After many saw the duo as a ‘joke’ band after songs such as ‘Where’s your car Debbie?’ and ‘Wow!!7AM’ – Slaves have proved that they are here with the same amount of grit as their youthful appearance suggests.
The noisy duo’s appearance on Later with Jools Holland summed up what they all about. An act able to stand out from the mainstream music scene with their almost-controversial lyrics and their distinctive two piece sounds.
Isaac Holman’s heavy hitting drums and rough voice with Laurie Vincent’s powerful guitar on Take Control’s opening take, ‘Spit it Out’, lay a high bench mark for the rest of the album.
The reasonably heavy tracks are broken up with shorter tracks such as ‘Mr Industry’, ‘Fuck the Hi-Hat’ and ‘Gary’. They all invite the listener into the recording of the album and adds an added sense of humanism to Slaves.
The album is produced by ex-beastie-boy Michael Diamond (Mike D) and in track ‘People That you Meet’ Holman sings about just that.

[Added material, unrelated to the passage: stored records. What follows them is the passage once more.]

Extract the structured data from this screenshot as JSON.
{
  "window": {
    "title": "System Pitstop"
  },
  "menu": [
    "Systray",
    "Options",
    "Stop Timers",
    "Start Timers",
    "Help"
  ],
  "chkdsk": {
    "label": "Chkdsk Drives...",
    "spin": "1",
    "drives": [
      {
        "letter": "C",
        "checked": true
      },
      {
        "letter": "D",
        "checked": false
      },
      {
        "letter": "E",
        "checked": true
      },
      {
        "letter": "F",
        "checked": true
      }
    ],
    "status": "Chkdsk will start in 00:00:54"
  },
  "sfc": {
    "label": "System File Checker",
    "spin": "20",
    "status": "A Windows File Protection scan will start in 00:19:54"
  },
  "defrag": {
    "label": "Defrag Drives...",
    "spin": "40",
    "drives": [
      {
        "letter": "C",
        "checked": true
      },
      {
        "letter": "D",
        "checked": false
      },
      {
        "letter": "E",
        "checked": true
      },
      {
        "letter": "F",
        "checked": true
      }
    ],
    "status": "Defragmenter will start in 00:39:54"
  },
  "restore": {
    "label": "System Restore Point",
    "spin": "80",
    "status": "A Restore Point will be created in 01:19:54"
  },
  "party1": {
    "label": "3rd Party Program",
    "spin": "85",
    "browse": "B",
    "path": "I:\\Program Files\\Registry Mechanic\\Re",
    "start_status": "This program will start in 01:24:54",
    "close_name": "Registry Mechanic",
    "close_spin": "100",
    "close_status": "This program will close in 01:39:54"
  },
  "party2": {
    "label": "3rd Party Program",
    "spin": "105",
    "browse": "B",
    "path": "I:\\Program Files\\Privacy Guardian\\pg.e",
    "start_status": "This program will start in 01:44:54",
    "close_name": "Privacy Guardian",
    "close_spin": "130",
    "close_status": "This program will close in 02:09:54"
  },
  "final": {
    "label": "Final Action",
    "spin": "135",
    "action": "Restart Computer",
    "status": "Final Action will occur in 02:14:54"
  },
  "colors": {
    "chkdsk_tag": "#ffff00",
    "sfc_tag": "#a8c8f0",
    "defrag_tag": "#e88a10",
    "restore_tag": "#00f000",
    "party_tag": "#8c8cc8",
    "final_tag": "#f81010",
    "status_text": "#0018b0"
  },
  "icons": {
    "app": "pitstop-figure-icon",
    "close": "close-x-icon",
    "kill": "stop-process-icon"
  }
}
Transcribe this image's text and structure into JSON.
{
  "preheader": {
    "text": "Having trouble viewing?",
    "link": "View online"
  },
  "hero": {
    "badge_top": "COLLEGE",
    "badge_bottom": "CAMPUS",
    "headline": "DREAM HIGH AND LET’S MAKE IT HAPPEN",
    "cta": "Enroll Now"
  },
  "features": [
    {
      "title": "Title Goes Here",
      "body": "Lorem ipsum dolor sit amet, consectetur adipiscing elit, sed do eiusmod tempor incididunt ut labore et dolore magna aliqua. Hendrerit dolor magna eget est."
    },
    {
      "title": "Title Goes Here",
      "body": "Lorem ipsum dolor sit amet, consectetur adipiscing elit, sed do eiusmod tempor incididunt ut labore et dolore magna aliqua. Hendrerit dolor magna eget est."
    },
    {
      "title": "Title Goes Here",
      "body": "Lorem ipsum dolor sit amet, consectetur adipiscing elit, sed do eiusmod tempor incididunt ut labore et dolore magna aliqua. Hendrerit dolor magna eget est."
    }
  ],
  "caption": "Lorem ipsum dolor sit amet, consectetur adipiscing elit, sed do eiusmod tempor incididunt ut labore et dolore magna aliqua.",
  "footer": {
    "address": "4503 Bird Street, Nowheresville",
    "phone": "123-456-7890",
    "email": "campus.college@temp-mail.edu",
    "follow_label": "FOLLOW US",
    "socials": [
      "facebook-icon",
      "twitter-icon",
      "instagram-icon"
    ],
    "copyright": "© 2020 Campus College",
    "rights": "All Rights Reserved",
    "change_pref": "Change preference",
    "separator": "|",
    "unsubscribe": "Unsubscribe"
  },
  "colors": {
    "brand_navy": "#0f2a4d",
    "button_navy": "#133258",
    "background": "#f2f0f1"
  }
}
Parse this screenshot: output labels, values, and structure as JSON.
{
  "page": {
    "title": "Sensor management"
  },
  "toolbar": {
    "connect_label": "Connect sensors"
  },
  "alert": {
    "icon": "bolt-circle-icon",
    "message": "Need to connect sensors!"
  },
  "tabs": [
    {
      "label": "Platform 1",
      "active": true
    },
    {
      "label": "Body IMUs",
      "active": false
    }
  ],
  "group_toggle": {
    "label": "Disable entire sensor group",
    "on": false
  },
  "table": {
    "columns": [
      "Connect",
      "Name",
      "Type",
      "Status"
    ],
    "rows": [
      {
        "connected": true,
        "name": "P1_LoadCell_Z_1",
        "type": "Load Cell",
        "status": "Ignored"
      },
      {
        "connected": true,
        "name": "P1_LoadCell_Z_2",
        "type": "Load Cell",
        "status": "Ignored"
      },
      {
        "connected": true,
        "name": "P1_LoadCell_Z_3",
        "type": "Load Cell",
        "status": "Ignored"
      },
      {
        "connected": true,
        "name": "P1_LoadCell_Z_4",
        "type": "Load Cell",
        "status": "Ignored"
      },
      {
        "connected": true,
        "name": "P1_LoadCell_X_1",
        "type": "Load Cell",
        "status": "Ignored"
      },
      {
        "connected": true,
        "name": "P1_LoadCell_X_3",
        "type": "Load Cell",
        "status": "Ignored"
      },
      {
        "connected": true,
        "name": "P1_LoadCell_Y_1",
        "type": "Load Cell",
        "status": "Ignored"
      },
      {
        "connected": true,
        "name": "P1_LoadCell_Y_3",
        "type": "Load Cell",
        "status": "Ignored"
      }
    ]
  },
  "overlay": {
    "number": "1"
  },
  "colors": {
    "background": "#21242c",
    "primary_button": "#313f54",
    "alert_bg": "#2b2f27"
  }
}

‘He used to be a Beastie Boy/ But now he works for me’
NME jokingly stated that the production was finalised with ‘snot and sawdust’. I know where they are coming from, however I would emphasise that this adds a human-feel to the album.
Despite the albums overall quality there are a couple of tracks which will be skipped; “STD’s / PHD’s’ doesn’t really fit in with the rest of the album. It’s alien-like sounds are like a Justin Bieber fan in a Slaves pit. You just don’t fit.
The loose production of ‘Take Control’ creates the feeling that Slaves have a unique something that would otherwise be lost if it was a ‘perfectly’ produced album.
It is hard to see a limit for Slaves who head out on their U.K. tour starting on November 10th at Bexhill De La Warr Pavilion.